There were differences between the letters and the gospel. First John referred to the "Parachete" as Jesus (1 Jn 2:1) while the gospel pointed to the Spirit (Jn 14:16; Jn 14:26; Jn 15:26; Jn 16:7). The letters referred the word "walk" as a metaphor for the spiritual life while the gospel used it most of the time in its literal context. As we saw above, the concept of sin in First John meant heterodoxy or actions to weaken the community; in the gospel of John, it referred activity that opposed Jesus and his ministry. Finally, some subtle differences in grammar and style between the letters and the gospel.

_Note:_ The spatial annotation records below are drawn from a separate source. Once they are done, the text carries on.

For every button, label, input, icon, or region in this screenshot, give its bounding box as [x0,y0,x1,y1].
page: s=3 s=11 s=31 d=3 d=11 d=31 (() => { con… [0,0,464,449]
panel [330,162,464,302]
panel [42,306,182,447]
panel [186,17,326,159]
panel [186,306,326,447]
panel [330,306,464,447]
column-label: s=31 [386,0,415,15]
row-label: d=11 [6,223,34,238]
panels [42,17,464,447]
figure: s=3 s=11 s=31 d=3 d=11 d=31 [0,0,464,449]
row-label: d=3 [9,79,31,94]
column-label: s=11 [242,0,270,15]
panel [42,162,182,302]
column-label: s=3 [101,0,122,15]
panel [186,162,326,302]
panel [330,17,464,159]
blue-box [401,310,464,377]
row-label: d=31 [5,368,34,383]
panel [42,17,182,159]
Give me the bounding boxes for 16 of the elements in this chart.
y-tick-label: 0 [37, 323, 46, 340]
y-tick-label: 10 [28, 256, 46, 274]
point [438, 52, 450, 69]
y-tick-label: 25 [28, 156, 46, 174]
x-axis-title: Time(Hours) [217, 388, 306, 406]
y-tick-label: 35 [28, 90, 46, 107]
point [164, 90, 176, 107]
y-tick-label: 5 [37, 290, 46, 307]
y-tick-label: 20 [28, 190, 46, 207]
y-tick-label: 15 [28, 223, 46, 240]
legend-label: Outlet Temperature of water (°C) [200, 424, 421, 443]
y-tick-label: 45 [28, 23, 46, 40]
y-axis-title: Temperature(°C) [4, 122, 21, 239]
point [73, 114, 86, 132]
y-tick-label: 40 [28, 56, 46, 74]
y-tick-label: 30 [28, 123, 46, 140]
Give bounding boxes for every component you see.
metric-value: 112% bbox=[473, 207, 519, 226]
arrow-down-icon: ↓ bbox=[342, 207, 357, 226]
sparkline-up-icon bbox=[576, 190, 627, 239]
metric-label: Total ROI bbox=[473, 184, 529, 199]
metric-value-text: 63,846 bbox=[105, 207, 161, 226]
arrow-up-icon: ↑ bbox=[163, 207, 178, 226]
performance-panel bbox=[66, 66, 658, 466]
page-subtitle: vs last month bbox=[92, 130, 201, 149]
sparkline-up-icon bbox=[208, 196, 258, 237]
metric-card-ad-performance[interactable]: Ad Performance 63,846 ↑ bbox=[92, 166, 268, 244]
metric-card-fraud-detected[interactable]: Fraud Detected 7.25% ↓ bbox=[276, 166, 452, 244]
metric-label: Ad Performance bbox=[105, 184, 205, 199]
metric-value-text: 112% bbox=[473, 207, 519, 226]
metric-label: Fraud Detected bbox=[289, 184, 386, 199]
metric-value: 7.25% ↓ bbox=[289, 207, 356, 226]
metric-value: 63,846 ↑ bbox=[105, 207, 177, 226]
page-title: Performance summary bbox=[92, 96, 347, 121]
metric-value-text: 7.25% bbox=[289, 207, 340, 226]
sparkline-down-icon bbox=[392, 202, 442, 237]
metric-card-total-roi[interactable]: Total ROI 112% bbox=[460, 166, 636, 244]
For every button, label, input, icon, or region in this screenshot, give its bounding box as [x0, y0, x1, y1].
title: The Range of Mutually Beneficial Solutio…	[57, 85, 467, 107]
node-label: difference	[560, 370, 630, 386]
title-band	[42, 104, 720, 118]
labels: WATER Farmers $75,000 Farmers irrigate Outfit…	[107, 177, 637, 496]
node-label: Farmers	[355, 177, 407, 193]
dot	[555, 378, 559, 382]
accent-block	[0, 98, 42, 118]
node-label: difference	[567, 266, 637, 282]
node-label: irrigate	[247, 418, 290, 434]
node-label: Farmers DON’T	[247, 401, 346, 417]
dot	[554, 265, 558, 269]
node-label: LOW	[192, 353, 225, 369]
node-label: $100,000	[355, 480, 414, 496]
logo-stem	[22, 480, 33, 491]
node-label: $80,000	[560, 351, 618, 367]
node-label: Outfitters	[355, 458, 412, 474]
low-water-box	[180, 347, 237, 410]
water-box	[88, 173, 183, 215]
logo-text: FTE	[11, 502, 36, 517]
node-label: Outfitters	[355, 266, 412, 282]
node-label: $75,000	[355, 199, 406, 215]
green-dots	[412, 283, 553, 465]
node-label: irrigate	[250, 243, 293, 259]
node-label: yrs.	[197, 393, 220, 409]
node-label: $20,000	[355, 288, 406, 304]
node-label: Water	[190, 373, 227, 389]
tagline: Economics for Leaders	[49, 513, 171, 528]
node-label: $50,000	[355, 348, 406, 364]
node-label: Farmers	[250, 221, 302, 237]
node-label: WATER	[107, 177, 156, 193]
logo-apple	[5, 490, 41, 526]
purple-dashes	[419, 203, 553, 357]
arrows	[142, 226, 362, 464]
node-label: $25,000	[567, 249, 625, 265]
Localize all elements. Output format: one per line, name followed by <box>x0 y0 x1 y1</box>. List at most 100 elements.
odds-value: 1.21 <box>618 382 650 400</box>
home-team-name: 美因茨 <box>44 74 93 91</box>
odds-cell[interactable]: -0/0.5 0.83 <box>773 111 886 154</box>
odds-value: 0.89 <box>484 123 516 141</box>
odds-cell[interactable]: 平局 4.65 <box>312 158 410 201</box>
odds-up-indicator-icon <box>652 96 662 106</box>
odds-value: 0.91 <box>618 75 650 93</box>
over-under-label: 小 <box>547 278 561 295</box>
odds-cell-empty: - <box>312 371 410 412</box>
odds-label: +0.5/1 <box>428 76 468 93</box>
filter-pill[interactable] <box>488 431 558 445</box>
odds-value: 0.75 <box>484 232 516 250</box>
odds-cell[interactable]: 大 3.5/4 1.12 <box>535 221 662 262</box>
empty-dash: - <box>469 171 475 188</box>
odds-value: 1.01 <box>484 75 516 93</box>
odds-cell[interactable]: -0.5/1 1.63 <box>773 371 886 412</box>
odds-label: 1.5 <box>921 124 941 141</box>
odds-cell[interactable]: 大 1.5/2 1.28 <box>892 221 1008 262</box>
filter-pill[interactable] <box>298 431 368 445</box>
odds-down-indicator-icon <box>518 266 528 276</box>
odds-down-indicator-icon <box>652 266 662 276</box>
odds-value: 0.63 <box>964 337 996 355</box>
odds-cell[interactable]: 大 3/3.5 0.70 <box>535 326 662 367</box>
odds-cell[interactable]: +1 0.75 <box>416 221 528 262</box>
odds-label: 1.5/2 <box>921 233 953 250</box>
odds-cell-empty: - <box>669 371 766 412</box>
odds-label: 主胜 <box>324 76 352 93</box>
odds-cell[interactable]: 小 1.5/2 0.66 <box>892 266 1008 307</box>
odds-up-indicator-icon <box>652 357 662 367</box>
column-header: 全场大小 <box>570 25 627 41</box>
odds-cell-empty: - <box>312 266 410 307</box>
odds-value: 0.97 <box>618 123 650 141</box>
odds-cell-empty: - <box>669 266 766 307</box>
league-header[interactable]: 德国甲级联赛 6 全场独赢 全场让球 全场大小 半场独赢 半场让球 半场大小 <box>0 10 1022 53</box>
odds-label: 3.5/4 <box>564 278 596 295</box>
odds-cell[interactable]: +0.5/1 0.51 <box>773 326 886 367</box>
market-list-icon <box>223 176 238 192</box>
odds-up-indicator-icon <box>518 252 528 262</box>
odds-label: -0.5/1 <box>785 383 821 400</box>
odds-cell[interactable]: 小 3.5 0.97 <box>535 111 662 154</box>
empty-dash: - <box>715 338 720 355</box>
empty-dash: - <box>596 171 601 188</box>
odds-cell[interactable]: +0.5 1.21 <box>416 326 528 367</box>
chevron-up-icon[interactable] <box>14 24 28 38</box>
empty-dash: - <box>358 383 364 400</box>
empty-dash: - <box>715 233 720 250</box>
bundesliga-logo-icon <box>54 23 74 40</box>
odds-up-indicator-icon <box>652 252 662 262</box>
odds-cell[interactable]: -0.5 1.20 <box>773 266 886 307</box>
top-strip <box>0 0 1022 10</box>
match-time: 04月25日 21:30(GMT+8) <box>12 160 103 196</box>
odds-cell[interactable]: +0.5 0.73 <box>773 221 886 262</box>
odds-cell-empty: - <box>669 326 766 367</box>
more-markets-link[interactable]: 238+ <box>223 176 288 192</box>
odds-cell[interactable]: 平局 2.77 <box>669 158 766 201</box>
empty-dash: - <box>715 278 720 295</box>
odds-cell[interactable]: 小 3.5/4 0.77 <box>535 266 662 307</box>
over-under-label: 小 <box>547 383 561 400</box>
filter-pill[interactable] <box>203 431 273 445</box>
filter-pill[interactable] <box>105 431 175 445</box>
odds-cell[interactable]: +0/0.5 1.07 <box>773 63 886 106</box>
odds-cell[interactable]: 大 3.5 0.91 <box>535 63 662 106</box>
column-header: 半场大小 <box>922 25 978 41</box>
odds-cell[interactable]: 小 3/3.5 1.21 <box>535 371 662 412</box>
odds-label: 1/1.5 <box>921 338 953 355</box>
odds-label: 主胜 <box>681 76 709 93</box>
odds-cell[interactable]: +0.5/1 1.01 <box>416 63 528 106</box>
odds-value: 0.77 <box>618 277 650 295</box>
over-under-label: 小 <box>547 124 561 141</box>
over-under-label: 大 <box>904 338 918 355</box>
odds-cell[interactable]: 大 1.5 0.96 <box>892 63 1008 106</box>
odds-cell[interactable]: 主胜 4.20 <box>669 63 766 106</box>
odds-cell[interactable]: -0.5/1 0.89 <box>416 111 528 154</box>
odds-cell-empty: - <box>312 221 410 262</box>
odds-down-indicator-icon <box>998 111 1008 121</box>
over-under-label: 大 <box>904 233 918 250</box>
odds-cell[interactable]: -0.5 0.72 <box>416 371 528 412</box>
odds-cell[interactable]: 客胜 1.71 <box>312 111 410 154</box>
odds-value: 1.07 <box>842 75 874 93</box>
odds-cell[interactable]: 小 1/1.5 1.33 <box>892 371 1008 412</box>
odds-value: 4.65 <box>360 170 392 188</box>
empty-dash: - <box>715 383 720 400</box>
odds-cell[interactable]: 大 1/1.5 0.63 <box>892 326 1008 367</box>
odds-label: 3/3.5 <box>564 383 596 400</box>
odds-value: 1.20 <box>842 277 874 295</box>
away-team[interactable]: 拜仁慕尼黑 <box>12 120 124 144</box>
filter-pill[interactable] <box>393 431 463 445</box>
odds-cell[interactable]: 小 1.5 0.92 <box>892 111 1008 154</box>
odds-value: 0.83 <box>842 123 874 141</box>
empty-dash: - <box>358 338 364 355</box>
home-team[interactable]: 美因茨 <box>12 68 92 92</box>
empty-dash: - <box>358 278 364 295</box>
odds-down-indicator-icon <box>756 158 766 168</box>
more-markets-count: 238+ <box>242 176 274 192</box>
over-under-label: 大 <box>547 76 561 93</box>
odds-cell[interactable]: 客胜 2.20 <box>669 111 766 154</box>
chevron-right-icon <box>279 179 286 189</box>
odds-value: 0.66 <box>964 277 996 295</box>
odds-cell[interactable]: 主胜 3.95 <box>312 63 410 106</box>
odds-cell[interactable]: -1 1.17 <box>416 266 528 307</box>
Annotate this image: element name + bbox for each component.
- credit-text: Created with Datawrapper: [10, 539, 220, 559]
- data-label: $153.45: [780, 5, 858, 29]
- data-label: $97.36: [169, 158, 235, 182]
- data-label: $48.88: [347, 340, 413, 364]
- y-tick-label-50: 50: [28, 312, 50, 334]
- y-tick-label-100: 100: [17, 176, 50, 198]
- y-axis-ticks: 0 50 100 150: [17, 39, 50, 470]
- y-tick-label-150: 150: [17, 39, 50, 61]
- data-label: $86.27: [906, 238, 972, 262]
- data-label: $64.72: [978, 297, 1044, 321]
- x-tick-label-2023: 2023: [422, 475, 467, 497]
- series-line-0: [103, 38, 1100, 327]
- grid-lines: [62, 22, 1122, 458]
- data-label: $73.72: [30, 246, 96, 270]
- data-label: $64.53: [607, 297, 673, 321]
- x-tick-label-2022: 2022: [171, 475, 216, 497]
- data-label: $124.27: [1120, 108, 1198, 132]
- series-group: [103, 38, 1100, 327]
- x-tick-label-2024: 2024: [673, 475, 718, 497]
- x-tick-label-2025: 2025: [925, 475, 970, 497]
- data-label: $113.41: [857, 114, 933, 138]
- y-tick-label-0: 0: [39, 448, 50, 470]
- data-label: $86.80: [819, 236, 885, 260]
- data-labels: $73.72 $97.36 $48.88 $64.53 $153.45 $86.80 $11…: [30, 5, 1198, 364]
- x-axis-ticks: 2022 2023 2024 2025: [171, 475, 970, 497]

So, did the same author write the letters and the gospel? It remains an open question. We can surmise the author who wrote the letters either penned the gospel or was deeply influenced by the community which produced John.

2. Audience

The author wrote each of the letters with a different purpose in mind. First John lacked a salutation and a farewell; it could have been a homily or treatise. Second John had both; it appeared to be addressed to a particular community ("lady" in 2 Jn 1:1) with best wishes to a neighboring church ("sister" in 2 Jn 1:13; see the commentary for details). It warned its readers against the heterodox. Third John had both greeting and farewell; it was penned with a specific purpose in mind, to warn a certain "Gaius" about an opposing leader in another community, "Diotrephes."

C. Dating

Dating of the letters depended upon three factors: what they contained, what they lacked and their relationship with John's gospel. First, the Johannine letters emphasized spiritual experience ("divine intimacy") that the author described in credal terms and relationships within the community. That experience was emotive and tactile. It occurred in a communal setting and, if it did happen in a solitary moment, the local church ruled over the latter's legitimacy. It acted as the glue that bound the community together. Those who threatened the faith and the group faced expulsion as sinners.

Second, what was missing? The threat of outsiders. In all the letters, opposition was internal not external. The social environment allowed for the churches to flourish and relax any bunker mentality they might have had. This allowed members to have good relations with pagan neighbors and, thus, being open to ideas within the general culture that were diametrically opposed to the teachings of the Church. The deviant Christian, not the pagan, posed the greatest threat to the community.

As we have seen above, either the author of the letters also wrote the gospel of John or was heavily influenced by it. These factors placed the composition of the letters into the post-apostolic era and within the time frame of John's gospel: 90-110 CE.